Offshore acquisitions that worked

It would be wrong to claim that all offshore acquisitions end in tears for Australian investors. A number of Australian companies have made major offshore acquisitions that have driven earnings growth for a number of years and propelled the company into a major global player in their industry. Amcor has leveraged a range of successful acquisitions to become one of the largest manufacturers of flexible packaging and rigid plastics, ironically making its most successful acquisition from Rio Tinto.  While the market is currently unsure of its 2025 acquisition of Berry Packaging, which places the company as the largest global packaging company and paves the way for long-term double-digit EPS accretion. 

Similarly, CSL made major acquisitions in Switzerland and Germany and is now the largest global producer of blood plasma-derived medicines. Computershare has grown through acquisition to become one of the largest global share registry businesses, successfully buying and improving the profitability of various global banks’ unwanted registry businesses.  

Sonic Healthcare has made 50 acquisitions over the past 20 years in Europe and the US. Sonic’s shareholders have enjoyed rising profits due to doctors ordering more tests per patient and running higher volumes through their increasingly automated labs. The company is now the largest medical testing company in the world, with significant market positions in Australia, Germany, Switzerland, the UK and the USA. In 2026, Sonic will be the largest pathology provider in Germany, one of the most fragmented but high value pathology markets globally. 
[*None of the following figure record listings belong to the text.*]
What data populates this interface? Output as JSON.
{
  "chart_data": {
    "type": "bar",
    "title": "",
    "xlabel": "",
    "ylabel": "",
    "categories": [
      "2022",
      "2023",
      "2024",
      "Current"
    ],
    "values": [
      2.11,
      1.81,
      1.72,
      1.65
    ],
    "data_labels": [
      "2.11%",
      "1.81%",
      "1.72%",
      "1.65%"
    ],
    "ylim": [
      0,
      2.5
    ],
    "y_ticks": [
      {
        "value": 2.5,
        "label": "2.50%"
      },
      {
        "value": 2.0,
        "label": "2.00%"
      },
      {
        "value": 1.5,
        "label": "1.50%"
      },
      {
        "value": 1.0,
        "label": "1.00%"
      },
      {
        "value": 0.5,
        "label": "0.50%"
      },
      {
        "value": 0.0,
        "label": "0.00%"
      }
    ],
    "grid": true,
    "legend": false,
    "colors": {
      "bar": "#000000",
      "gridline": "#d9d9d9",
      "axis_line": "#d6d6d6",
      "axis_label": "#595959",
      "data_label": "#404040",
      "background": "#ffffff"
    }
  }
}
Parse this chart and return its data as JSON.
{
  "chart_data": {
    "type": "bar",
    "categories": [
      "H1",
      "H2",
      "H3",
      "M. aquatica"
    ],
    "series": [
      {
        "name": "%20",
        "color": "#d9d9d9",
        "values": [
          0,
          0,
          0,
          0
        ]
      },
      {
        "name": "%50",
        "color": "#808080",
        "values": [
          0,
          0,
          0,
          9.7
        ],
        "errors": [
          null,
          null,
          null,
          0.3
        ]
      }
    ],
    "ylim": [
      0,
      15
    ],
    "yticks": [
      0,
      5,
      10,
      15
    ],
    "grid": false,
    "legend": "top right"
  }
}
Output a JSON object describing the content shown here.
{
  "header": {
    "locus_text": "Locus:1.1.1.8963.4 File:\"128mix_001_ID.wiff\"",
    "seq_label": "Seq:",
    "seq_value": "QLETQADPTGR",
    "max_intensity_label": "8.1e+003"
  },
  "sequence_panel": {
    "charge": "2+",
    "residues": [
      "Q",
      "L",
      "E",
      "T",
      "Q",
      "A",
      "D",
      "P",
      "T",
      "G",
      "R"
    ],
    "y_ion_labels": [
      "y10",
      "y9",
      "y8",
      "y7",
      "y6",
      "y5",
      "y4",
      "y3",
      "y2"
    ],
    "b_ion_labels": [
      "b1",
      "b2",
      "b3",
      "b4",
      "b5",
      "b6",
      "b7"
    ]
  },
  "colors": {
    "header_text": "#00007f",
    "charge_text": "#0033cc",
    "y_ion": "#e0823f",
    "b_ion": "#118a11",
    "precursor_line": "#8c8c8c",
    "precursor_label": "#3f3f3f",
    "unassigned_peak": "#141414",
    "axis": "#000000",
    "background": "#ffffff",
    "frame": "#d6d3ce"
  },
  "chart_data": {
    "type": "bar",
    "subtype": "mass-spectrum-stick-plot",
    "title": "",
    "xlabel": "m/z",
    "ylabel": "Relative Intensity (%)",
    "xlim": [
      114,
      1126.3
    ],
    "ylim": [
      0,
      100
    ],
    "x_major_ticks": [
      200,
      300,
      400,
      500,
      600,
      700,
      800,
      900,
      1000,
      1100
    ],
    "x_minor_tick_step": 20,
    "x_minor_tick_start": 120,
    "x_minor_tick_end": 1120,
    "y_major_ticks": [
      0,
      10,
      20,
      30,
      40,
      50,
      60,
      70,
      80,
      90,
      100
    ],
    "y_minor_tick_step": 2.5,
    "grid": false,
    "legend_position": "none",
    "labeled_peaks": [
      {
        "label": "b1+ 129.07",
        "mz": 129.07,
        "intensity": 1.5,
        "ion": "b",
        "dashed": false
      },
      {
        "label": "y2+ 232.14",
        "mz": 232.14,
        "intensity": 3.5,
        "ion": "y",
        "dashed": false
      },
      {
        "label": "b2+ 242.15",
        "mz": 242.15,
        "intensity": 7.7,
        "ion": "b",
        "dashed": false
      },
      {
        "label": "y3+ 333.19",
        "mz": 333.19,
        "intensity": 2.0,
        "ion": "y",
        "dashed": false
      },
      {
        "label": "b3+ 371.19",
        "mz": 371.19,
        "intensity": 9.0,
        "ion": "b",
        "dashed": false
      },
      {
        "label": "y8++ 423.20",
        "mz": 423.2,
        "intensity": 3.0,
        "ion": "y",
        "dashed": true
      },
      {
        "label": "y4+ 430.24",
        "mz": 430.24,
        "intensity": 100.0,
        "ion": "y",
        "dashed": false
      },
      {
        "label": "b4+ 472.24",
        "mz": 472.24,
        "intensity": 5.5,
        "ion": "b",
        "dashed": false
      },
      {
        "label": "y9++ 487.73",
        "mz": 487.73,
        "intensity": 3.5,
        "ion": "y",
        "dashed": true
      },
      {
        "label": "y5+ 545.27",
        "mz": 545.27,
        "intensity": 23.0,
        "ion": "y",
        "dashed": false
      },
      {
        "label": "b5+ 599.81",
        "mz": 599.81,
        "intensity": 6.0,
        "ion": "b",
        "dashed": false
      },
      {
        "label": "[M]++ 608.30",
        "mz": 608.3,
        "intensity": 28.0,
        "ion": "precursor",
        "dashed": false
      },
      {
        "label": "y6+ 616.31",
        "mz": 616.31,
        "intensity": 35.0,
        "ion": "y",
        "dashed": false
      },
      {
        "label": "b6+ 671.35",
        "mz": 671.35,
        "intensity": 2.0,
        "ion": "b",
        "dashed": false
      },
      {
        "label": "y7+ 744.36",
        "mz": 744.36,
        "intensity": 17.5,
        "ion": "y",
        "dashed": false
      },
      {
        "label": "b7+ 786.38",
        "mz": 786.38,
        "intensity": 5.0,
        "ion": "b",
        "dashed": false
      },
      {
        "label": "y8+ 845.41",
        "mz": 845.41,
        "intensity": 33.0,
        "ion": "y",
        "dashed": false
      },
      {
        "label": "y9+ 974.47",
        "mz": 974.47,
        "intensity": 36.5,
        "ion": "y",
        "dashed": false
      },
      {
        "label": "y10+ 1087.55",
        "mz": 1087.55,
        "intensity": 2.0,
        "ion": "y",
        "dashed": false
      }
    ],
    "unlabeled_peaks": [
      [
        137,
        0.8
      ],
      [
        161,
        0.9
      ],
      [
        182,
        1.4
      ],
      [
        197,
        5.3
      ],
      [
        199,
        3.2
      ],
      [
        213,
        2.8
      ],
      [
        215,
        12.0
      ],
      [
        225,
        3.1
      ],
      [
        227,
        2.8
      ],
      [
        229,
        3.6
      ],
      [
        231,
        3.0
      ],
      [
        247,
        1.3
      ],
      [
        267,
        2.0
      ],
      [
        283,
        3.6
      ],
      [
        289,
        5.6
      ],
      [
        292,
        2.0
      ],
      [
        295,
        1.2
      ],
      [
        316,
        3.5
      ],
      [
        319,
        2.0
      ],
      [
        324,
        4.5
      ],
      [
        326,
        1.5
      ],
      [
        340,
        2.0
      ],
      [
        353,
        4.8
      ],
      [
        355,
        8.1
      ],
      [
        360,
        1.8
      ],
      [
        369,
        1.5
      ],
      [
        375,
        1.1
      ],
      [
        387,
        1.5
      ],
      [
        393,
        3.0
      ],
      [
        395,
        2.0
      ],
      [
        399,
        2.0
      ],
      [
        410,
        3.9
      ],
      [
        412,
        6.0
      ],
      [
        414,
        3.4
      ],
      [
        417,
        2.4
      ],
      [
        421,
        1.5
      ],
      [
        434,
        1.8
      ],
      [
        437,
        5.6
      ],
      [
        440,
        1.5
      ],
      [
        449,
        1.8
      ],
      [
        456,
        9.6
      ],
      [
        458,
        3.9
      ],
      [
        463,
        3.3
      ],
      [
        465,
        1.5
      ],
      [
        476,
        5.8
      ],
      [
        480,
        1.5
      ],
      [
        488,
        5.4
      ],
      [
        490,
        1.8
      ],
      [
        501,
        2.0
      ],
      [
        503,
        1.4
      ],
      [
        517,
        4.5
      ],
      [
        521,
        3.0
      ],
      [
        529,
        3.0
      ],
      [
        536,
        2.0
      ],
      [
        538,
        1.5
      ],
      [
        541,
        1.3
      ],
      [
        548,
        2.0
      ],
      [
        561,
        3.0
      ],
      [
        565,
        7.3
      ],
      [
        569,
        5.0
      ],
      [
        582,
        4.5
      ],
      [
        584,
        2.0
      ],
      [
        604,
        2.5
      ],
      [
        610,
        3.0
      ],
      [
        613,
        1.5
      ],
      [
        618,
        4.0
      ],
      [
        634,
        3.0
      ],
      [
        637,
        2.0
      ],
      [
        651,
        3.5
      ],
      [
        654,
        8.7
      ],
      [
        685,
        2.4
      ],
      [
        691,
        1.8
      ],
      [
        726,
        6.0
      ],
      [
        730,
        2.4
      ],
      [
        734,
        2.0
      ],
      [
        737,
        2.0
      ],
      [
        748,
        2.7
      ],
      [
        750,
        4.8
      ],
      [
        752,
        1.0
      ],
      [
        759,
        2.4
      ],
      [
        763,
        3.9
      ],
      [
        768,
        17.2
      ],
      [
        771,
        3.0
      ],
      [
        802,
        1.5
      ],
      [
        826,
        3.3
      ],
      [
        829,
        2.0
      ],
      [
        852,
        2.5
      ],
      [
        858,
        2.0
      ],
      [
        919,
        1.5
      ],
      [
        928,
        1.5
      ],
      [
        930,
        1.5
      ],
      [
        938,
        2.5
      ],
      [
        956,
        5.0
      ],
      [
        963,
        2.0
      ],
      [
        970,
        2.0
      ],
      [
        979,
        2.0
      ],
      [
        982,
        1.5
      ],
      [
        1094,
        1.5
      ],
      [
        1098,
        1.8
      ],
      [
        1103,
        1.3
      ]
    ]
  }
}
The common theme across these successful offshore expansions is that Australian companies have focused on a particular niche where they have some form of comparative advantage. This is very different from buying foreign banks, where the Australian company brings no intellectual capital or technology to the table and often buys one of the weaker companies in a competitive market, as it is seen as “cheaper” and thus earnings accretive. 

Our take

Sigma’s adventure into the very competitive UK chemist market is unlikely to be the last questionable foreign acquisition by Australian corporates. Management teams are incentivised to grow earnings, and large offshore acquisitions with huge potential markets are often presented as a quick way to achieve this goal. 

Atlas is very wary of companies announcing major offshore acquisitions, as for every successful acquisition, there seem to be several that end in tears. The common theme is excessively optimistic due diligence that underestimated the level of competition in the new foreign markets. Additionally, it is often very difficult to manage a diverse global business across multiple time zones from a head office in Sydney or Melbourne.